A victory lap is a term used in American and Canadian academics to describe one or more extra years of study needed beyond the traditional four years of secondary, or undergraduate studies. These added years are generally the result of switching midstream to a different major or program. In certain cases such as engineering and teaching and life science degrees, the victory lap is instead attributed to increased course load and stress.

Other slang terms used to represent this same idea include "jewel degree", "5th year senior", "super senior", and "Van Wilder" (in reference to the 2002 film National Lampoon's Van Wilder). Elsewhere, in places that victory laps are not available to students, the slang term "Super senior" is a derogatory term for high schoolers who are held back a year due to personal failings, unintentionally, and as such spend one year longer to graduate than anyone else taking the same courseload would.

==Ontario==
The term victory lap is used to refer to the additional years of secondary education a student may take in Ontario. The term Grade 13 is also used to refer to a victory lap in Ontario. Grade 13 was previously an academic grade in Ontario secondary schools, offered from 1921 to 1988. In 1988, Grade 13 was reorganized into the Ontario Academic Credit, which continued to be offered until 2003. After 2003, Ontario's secondary schools formally offered only four grades of schooling (Grades 9 to 12).

However, Patrick Brady and Philip Allingham of Lakehead University, has argued that the provincial government's attempt to bring Ontario in line with the rest of the continent's 12 grades system has only been partially successful. They noted that the concept of students taking a fifth year of secondary school, colloquially known as the victory lap, was still viewed as a "provincial norm". During the 2010–2011 academic year, 73 per cent of students in Grade 12 managed to complete their secondary studies in four years, with over 20,000 Grade 12 students, or 14 per cent of Ontario's Grade 12 student population returning for a "victory lap," in the following year.

In September 2013, the Government of Ontario introduced a 34-credit threshold (30 credits is necessary to receive the Ontario Secondary School Diploma), (Note: Exemptions to the credit threshold exists, which includes students with special education needs.) in an effort to limit the length of study for its secondary school students. The Government of Ontario estimates the credit cap would save the province C$22 million each year.
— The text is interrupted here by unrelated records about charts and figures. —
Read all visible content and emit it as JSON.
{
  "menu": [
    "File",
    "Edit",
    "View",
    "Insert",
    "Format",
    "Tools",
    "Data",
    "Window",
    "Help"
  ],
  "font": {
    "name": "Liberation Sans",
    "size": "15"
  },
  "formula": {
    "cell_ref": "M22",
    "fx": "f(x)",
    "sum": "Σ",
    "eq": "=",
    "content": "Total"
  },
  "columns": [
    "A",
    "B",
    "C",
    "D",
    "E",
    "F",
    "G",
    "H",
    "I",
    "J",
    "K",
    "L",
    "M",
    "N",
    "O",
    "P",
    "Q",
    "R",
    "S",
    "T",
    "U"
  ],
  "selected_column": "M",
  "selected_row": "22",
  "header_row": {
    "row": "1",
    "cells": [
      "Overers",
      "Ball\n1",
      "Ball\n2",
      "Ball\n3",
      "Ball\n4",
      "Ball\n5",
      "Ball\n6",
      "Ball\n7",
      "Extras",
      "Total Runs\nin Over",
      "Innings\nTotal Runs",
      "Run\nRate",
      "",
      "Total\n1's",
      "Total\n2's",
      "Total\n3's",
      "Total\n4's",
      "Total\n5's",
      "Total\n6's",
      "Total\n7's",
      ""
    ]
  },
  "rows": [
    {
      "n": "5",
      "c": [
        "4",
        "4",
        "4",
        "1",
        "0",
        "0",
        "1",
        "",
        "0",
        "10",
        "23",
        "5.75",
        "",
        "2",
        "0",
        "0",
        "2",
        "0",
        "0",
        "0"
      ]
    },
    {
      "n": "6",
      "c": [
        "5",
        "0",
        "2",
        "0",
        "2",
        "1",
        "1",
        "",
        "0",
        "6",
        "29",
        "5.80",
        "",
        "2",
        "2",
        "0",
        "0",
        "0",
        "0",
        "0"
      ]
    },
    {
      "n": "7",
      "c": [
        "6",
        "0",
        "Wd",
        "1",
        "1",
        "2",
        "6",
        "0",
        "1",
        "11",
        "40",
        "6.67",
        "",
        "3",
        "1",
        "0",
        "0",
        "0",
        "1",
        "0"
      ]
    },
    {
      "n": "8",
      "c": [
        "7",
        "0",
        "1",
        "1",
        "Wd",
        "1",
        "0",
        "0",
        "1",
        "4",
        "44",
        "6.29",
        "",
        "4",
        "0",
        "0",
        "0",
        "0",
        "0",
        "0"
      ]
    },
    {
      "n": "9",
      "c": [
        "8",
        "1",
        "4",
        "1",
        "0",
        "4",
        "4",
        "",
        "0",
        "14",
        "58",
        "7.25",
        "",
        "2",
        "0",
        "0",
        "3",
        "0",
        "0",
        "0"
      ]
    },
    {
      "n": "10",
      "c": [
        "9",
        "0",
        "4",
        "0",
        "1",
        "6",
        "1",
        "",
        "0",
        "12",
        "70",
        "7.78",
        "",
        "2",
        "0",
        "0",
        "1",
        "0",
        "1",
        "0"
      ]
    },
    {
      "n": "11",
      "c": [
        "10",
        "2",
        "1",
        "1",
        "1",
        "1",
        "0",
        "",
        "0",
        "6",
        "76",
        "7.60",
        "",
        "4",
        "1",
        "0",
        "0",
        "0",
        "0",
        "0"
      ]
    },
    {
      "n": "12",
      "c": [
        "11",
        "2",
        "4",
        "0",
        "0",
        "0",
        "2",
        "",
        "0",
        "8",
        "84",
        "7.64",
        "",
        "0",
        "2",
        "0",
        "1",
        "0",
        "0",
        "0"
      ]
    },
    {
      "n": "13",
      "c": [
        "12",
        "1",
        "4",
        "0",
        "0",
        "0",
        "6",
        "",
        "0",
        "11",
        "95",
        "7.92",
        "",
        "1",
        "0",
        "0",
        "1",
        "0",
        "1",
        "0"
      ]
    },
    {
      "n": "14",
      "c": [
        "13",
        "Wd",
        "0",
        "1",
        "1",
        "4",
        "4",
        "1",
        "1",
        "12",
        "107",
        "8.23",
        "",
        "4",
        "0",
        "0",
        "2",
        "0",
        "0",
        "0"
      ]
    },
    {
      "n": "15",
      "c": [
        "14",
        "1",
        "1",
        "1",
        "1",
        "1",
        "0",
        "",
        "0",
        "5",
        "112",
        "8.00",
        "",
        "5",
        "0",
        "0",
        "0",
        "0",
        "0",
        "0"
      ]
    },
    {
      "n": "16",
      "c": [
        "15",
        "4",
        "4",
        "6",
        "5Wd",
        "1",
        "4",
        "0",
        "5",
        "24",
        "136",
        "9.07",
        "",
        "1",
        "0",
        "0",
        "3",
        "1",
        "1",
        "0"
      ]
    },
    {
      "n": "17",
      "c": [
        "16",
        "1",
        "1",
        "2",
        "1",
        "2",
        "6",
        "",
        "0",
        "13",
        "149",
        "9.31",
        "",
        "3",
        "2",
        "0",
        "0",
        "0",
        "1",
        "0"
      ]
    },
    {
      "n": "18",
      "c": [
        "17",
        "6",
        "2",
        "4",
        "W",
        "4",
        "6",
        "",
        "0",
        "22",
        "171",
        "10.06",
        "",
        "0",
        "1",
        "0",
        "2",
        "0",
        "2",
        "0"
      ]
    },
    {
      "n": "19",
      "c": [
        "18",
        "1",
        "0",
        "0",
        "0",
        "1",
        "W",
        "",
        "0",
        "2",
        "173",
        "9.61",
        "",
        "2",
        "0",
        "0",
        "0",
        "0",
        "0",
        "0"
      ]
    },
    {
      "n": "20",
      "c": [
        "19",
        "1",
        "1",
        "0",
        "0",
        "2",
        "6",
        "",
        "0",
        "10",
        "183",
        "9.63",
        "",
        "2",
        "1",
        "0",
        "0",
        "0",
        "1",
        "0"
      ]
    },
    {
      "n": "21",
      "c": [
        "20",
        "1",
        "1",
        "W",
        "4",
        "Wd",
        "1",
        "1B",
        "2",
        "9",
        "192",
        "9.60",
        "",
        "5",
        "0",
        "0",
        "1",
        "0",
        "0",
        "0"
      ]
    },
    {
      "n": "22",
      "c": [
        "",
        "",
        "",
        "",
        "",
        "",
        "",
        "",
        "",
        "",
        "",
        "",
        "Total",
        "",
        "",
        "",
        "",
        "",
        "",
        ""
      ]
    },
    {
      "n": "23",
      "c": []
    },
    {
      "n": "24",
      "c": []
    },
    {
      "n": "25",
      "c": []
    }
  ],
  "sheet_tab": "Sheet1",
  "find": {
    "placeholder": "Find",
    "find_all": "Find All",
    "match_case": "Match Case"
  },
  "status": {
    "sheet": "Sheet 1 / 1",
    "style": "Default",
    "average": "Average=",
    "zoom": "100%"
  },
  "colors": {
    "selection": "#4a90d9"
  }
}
In the 2016–2017 academic year, students 19 years or older made up 3 per cent of public secondary day school attendance in Ontario.

As of September 2013, "resident pupils" of Ontario have the right to attend a public secondary school until they have received their 34th course credit, attended the school for seven years, or are at least 20 and have not been enrolled in a school in the last four years. The secondary school then reserves the right to refuse further admission to the student.